Hundreds of civilians massed around huge green trucks, waiting to receive white cardboard boxes packed with bags of rice, bulgur wheat, olive oil and preserves, as well as hygiene products.
"Just looking at all this is making us full," said 48-year-old Ghalia, standing near a wall featuring a painted Syrian flag.
"God willing, no one will taste what we went through."
Other residents headed for government warehouses where goods were being sold at reduced prices -- hummus, sugar and animal fat used in Middle Eastern delicacies.
- 'We're hungry!' -
"We're going to buy what we need because we were deprived of everything," said resident Heba, who was waiting her turn in line.

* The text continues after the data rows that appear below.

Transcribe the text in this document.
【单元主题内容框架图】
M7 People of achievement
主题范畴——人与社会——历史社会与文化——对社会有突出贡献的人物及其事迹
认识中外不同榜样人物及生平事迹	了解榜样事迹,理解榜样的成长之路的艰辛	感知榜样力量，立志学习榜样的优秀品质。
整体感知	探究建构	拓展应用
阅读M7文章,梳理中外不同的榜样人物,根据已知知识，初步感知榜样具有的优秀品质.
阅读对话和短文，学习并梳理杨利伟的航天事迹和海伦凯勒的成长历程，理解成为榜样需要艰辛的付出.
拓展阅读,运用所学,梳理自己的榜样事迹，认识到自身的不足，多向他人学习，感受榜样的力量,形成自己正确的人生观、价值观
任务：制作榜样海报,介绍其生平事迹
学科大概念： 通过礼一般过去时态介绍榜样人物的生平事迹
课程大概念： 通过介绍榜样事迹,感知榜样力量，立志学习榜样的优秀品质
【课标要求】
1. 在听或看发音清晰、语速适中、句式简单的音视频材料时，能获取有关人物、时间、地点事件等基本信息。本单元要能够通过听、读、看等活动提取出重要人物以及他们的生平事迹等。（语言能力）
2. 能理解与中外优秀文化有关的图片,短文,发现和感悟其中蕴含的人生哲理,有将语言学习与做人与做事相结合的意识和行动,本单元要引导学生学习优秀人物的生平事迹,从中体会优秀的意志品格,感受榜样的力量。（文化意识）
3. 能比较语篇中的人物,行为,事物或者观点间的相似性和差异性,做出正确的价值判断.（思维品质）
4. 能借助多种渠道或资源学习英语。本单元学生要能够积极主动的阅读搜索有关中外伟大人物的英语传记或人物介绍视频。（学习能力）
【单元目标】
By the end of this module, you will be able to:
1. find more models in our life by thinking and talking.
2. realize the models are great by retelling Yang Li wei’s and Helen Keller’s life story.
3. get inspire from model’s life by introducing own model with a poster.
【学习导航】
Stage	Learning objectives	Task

The 24-year-old's beaming face was framed by a bright fuchsia-coloured headscarf.
"There were children who didn't even know what some fruits and vegetables looked like," she said.
Bubbly Rama, just six years old, was ravenous.
"I'm going to eat chicken, fruit -- we want to eat everything, we're hungry!" she said.
"As besieged people, we had nothing to eat. The army advanced to open up a road for us," Rama exclaimed, before bursting into exhausted tears.
State media reported on Saturday that regime forces had broken the IS siege of Deir Ezzor military airport.
Also in line on Saturday, 58-year-old Umm Adel said she had long dreamt of whipping up an elaborate meal for her family.
"I've been waiting for this moment for years," she said.
"I'll be so glad to feed my children something filling for the first time in three years, without having to just eke something out."